Quindi, non solo la parola dice, indica la necessità di questo significato che è il nome dell’ essere, come si è detto. Ma il segno-parola, mostrando il movimento del significare, ovvero il nome dell’essere, si percepisce essa stessa come a sua volta significata, come cioè uno dei nomi dell’essere. Mostrando il significare, è immediatamente mostrata dal significare come un qualcosa, e precisamente come un qualcosa significato. Il segno-parola è uno dei nomi significati dall’esserci dell’essere.

La parola è l’inizio. La parola mostra il movimento del pensare (l’essere-relazione), e lo mostra in modo necessario, perché non ha scelta su questo significato. Non ha nemmeno scelta in relazione al modo in cui essa è conseguentemente mostrata una volta che (senza che ci sia processo temporale, ma logico) dice il nome dell’essere al modo della verità del pensiero. Infatti, è da esso immediatamente ricompresa e a sua volta significata. La parola si scopre così a sua volta uno dei nomi della verità.

Riprendendo l’immagine di quel segno che mostra il movimento del significare, si potrebbe dire che, dicendo “eccolo”, la parola apre al contempo il modo del pronome “tu”, perché è il destinatario ciò che fonda in ultima istanza la natura di segno (nel senso che è ciò che mostra al contempo sé e qualcos’altro alla mente). Scoprendosi come ciò che parla ad un tu, la parola si scopre come l’inizio della verità in riferimento all’uomo, ma come ciò che non è il principio. O meglio, come ciò che sa che in principio non è la parola dell’uomo.

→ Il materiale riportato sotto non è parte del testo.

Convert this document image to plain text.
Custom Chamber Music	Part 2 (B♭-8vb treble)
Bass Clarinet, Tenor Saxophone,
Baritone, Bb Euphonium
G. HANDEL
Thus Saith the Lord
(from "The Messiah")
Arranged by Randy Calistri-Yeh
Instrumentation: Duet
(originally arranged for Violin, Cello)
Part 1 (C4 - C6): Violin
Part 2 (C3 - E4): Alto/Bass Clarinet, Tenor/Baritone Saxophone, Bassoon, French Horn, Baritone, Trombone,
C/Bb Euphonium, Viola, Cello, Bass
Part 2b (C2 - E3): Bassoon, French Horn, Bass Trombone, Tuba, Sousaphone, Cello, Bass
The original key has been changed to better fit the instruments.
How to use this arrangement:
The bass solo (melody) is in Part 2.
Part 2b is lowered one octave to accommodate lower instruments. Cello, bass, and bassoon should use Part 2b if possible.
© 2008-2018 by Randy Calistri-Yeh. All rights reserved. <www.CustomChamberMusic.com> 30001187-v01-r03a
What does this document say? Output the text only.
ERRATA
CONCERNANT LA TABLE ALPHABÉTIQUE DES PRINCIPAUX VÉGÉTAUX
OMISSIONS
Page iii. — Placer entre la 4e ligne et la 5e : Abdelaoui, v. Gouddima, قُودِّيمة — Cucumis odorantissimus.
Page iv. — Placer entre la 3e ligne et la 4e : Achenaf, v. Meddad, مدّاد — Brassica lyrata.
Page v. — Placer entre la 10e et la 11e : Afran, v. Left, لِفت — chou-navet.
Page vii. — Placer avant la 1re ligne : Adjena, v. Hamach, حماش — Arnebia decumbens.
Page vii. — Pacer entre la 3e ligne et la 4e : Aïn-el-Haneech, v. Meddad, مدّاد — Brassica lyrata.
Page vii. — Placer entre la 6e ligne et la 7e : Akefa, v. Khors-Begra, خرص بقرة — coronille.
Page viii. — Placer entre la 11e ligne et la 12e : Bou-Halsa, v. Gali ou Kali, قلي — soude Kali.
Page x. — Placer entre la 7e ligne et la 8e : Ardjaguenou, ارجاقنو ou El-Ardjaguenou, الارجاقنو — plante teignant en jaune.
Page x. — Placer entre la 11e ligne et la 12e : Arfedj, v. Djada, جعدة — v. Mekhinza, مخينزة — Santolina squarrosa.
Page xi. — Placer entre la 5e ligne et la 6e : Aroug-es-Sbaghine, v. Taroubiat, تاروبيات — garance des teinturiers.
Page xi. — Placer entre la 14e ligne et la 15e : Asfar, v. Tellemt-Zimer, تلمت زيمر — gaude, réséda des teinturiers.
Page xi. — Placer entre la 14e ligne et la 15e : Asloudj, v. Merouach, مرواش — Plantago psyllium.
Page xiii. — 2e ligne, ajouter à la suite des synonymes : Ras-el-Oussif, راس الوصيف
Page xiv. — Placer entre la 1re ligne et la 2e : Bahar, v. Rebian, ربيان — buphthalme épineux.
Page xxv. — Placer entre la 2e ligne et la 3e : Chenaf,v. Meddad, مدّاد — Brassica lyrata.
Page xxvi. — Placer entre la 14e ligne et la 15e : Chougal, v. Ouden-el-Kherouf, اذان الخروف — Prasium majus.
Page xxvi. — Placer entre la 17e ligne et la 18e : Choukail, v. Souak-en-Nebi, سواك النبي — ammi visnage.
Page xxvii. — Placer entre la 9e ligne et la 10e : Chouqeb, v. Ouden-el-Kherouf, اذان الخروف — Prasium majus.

Il principio, nella parola, e come parola, è mostrato in modo tale che la parola non può più fare marcia indietro rispetto a ciò che ha visto. Essa è chiamata d’ora in avanti a sapere cosa significhi il suo abitare come segno della relazione; è chiamata a cercare di capire meglio il nome dell’essere come significato di verità. E soprattutto è chiamata a significare la verità anche nel modo per cui essa è libera, nel modo secondo cui essa è intenzionalità, relazione ai significati altri da sé. È chiamata a significare, cioè, come volontà (del voler dire) quello che come verità di segno testimonia in modo necessario.